Cloudera Data Science Workbench allows you to move, rename, copy, and delete files within the scope of the project where they live. You can also upload new files to a project, or download project files. Files can only be uploaded within the scope of a single project. Therefore, to access a script or data file from multiple projects, you will need to manually upload it to all the relevant projects.
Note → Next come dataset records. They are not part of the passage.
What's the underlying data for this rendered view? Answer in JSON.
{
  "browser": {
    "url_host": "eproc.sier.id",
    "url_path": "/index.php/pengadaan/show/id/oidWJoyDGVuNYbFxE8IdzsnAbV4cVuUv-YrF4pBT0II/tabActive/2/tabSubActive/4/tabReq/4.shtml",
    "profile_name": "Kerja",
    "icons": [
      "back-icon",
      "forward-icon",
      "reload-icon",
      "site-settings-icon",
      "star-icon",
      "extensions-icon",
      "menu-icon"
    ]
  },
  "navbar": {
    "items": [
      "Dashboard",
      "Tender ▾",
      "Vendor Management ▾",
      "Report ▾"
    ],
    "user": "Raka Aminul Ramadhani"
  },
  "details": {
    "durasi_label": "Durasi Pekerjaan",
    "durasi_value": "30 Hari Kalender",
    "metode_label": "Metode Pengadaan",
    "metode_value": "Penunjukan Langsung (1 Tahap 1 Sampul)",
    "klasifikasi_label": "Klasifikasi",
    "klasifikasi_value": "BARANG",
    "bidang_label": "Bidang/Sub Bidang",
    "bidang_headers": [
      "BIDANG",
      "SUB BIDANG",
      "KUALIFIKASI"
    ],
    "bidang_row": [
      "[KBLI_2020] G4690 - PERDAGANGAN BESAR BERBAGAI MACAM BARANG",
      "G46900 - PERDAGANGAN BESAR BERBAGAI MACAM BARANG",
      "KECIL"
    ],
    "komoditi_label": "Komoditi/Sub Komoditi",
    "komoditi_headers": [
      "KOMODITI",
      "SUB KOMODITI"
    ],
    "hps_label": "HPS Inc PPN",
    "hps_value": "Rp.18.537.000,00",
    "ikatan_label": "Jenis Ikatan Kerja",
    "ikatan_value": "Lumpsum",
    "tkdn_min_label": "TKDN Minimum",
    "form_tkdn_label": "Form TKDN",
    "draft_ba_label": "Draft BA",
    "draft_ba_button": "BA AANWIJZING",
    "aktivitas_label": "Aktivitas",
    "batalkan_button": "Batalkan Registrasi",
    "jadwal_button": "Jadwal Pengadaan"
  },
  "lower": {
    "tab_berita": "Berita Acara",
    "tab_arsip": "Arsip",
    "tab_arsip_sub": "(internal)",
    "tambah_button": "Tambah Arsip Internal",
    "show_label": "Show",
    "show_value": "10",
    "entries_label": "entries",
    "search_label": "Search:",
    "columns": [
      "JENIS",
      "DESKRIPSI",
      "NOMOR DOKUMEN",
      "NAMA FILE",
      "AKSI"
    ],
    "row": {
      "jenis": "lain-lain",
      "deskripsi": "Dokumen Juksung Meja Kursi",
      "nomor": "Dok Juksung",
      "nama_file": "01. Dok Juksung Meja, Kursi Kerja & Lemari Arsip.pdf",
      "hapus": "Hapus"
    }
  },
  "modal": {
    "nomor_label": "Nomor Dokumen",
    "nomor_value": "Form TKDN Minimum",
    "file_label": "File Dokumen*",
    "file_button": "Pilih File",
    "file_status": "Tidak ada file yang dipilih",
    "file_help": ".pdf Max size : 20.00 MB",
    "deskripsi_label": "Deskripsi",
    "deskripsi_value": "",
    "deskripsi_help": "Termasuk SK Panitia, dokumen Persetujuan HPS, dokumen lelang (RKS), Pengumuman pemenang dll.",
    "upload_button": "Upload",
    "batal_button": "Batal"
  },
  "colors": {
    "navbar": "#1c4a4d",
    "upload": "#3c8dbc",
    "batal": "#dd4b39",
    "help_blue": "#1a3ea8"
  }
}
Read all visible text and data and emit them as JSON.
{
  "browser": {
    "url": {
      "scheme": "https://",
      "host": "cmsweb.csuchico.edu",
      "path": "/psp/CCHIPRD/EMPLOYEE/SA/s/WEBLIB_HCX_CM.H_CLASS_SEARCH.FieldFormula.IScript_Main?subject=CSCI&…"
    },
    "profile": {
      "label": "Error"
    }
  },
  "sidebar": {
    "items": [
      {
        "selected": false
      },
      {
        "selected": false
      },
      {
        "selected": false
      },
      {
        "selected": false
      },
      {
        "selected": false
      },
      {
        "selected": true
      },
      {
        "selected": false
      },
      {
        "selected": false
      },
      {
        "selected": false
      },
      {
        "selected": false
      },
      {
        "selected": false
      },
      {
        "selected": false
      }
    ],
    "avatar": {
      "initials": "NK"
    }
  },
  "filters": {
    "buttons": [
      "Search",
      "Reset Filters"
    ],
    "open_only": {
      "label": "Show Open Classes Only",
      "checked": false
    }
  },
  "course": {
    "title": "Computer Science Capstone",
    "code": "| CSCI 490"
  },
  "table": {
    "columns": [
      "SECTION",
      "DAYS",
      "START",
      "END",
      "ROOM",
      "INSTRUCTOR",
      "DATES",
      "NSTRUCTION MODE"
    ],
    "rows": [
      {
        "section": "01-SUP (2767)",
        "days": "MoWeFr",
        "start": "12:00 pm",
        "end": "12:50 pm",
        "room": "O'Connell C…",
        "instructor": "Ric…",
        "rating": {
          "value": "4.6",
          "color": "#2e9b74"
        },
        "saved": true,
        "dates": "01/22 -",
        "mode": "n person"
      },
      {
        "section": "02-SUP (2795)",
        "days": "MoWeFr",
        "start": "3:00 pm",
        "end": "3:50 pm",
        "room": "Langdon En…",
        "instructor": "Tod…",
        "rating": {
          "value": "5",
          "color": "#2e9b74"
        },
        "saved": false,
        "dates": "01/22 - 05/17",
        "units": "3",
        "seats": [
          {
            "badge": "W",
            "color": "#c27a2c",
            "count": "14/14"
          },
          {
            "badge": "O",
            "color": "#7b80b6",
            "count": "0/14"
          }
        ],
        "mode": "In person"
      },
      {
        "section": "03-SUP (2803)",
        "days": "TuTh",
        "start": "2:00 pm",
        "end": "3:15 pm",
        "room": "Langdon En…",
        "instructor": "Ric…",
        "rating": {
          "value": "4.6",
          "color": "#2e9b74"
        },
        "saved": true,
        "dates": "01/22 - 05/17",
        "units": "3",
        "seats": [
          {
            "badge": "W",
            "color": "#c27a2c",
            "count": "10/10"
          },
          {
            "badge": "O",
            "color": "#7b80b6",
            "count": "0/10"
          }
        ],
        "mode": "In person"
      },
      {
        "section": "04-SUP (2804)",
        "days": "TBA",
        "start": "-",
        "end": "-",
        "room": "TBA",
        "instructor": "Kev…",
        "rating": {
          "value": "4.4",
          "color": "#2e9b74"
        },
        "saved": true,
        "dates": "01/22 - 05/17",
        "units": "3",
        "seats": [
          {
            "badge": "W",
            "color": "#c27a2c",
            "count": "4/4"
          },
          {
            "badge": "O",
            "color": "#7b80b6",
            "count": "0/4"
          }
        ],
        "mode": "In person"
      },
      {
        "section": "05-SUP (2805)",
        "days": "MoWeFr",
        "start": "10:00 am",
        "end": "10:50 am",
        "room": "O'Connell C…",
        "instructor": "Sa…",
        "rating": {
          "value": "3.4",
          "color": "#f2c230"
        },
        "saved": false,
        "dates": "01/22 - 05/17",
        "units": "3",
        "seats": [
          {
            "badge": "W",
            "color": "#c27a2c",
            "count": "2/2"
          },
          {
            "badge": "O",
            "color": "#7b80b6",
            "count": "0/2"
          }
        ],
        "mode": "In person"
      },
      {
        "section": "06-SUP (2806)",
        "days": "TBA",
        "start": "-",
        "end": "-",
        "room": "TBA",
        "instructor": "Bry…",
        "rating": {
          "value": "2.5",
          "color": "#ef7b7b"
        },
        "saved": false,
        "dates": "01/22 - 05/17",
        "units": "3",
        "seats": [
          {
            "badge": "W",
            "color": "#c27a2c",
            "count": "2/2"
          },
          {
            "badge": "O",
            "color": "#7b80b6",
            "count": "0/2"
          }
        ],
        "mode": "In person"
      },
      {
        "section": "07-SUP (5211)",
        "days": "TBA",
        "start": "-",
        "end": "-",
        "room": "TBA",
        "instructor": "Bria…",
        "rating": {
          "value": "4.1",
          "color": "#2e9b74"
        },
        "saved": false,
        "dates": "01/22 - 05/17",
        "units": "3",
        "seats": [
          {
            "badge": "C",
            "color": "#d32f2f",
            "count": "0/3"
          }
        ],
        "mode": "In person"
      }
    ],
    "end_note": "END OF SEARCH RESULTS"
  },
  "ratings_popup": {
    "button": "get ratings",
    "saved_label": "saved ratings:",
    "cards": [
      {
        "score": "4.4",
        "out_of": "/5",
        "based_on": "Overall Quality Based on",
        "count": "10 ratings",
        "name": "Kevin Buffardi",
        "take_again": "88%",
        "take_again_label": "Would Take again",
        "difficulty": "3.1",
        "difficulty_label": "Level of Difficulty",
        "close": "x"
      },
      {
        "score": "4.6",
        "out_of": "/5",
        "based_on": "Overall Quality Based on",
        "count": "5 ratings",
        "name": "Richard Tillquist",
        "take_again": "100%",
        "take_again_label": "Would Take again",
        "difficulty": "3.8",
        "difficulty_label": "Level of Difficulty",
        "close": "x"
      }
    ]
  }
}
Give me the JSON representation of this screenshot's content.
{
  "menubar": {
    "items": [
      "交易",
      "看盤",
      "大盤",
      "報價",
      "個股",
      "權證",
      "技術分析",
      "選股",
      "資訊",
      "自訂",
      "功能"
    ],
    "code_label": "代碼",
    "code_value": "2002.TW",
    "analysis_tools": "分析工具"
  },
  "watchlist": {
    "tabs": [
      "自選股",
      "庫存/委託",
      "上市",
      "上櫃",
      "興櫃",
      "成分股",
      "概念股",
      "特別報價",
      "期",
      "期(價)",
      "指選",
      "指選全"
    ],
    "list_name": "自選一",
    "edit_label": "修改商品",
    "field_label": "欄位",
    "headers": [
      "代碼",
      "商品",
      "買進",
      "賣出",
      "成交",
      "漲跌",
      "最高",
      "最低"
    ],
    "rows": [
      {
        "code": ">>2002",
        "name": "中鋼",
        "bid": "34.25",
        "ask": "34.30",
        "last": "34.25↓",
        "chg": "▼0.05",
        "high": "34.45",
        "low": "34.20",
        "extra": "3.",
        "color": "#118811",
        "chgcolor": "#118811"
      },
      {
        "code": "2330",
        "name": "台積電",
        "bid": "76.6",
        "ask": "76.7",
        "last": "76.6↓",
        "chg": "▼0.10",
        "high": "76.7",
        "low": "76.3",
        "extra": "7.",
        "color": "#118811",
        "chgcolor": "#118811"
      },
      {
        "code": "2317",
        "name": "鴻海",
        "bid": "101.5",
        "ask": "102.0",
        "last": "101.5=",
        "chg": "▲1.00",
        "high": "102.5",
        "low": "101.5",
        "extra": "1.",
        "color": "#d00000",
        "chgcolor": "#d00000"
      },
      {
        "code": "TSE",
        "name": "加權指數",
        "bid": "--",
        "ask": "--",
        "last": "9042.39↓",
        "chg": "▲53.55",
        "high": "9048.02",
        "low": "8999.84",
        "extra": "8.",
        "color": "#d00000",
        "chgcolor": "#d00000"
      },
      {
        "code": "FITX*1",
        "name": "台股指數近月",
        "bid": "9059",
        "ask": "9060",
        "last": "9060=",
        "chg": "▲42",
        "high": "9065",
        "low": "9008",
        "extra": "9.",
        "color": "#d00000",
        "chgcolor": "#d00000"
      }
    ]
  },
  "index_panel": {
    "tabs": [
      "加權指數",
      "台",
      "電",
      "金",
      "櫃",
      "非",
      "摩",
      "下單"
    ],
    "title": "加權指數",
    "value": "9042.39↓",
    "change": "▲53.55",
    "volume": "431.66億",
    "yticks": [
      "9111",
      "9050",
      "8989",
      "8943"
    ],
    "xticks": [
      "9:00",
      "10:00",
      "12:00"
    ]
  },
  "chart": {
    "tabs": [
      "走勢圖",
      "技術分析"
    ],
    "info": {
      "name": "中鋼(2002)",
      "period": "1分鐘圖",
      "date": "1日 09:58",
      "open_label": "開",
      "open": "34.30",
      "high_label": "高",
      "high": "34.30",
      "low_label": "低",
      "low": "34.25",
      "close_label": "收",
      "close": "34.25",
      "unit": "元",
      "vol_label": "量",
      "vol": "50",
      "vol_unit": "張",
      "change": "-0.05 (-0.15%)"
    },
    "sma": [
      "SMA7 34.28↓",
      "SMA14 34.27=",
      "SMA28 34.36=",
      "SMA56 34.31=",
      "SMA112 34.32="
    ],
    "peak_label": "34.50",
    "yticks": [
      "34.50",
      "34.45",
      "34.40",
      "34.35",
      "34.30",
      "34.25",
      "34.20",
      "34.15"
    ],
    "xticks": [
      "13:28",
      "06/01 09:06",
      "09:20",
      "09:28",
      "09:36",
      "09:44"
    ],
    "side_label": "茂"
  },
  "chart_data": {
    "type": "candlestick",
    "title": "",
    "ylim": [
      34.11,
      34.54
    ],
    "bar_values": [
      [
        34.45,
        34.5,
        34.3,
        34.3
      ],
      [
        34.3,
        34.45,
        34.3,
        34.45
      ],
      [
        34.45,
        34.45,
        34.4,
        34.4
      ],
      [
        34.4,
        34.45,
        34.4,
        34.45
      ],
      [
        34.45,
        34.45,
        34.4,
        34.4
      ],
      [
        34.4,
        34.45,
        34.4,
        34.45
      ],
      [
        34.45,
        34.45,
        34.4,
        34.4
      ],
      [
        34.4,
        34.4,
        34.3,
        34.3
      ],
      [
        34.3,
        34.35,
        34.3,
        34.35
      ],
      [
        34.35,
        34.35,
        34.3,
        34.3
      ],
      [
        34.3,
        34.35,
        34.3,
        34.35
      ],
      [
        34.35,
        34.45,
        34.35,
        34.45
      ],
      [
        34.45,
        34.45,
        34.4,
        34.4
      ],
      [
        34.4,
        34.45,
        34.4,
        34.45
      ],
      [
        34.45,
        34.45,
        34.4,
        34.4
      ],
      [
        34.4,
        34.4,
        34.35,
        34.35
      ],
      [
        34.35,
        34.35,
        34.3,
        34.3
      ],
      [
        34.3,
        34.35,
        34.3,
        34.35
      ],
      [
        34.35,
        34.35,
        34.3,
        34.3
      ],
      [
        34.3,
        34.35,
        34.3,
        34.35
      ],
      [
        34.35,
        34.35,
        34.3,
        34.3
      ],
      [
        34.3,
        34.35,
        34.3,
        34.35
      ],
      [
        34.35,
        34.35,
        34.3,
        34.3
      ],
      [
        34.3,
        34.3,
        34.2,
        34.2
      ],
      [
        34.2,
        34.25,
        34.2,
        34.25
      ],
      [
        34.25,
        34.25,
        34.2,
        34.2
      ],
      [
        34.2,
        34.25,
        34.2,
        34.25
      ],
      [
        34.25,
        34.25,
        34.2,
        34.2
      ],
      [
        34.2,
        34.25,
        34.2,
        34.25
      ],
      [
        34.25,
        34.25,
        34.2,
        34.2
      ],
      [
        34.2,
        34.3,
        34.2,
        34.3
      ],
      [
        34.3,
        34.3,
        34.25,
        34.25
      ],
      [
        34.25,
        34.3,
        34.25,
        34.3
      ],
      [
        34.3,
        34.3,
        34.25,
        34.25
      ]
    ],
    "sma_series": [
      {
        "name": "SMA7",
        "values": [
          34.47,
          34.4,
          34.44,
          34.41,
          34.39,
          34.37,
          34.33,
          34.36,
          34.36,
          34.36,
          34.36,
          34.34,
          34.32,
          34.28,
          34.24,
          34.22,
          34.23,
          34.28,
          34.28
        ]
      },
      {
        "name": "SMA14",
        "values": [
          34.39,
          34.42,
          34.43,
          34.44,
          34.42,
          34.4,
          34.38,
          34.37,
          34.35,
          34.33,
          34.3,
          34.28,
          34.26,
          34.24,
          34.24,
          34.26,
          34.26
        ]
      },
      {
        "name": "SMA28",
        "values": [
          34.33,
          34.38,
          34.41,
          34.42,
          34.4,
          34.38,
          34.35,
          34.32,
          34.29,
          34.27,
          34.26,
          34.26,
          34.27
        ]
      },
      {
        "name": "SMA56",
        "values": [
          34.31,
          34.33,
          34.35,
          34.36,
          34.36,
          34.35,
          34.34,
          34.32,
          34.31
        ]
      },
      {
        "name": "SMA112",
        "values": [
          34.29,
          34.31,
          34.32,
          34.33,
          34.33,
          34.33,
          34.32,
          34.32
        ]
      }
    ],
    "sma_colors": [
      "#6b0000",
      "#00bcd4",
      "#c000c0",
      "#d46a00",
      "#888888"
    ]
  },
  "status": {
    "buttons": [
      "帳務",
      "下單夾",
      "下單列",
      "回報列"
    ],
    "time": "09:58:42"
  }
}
  1. Switch context to the account where the project was created.
  2. Click Projects.
  3. From the list of projects, click on the project you want to modify. This will take you to the project overview.
  4. Click Files.
    Upload Files to a Project

    Click Upload. Select Files or Folder from the dropdown, and choose the files or folder you want to upload from your local filesystem.

    In addition to uploading files or a folder, you can upload a .tar file of multiple files and folders. After you select and upload the .tar file, you can use a terminal session to extract the contents:

    1. On the project overview page, click Open Workbench and select a running session or create a new one.
    2. Click Terminal access.
    3. In the terminal window, extract the contents of the .tar file:
      tar -xvf <file_name>.tar.gz 

      The extracted files are now available for the project.

    Download Project Files

    Click Download to download the entire project in a .zip file. To download only a specific file, select the checkbox next to the file(s) to be download and click Download.

    You can also use the checkboxes to Move, Rename, or Delete files within the scope of this project.

Disabling Project File Uploads and Downloads

Required Role: Site Administrator

By default, all Cloudera Data Science Workbench users are allowed to upload and download files to/from a project. Version 1.5 introduces a new feature flag that allows site administrators to hide the UI features that let users upload and download project files.

Note that this feature flag only removes the relevant features from the Cloudera Data Science Workbench UI. It does not disable the ability to upload and download files through the backend web API.

To disable project file uploads and downloads:
  1. Go to Admin > Security.
  2. Under the File Upload/Download section, disable the Allow file upload/download through UI checkbox.

Custom Template Projects

Required Role: Site Administrator

Site administrators can add template projects that have been customized for their organization's use-cases. These custom project templates can be added in the form of a Git repository.

To add a new template project, go to Admin > Settings. Under the Project Templates section, provide a template name, the URL to the project's Git repository, and click Add.

The added templates will become available in the Template tab on the Create Project page. Site administrators can add, edit, or delete custom templates, but not the built-in ones. However, individual built-in templates can be disabled using a checkbox in the Project Templates table at Admin > Settings.

Deleting a Project

To delete a project:
  1. Go to the project Overview page.
  2. On the left sidebar, click Settings.
  3. Go to the Delete Project.
  4. Click Delete Project and click OK to confirm.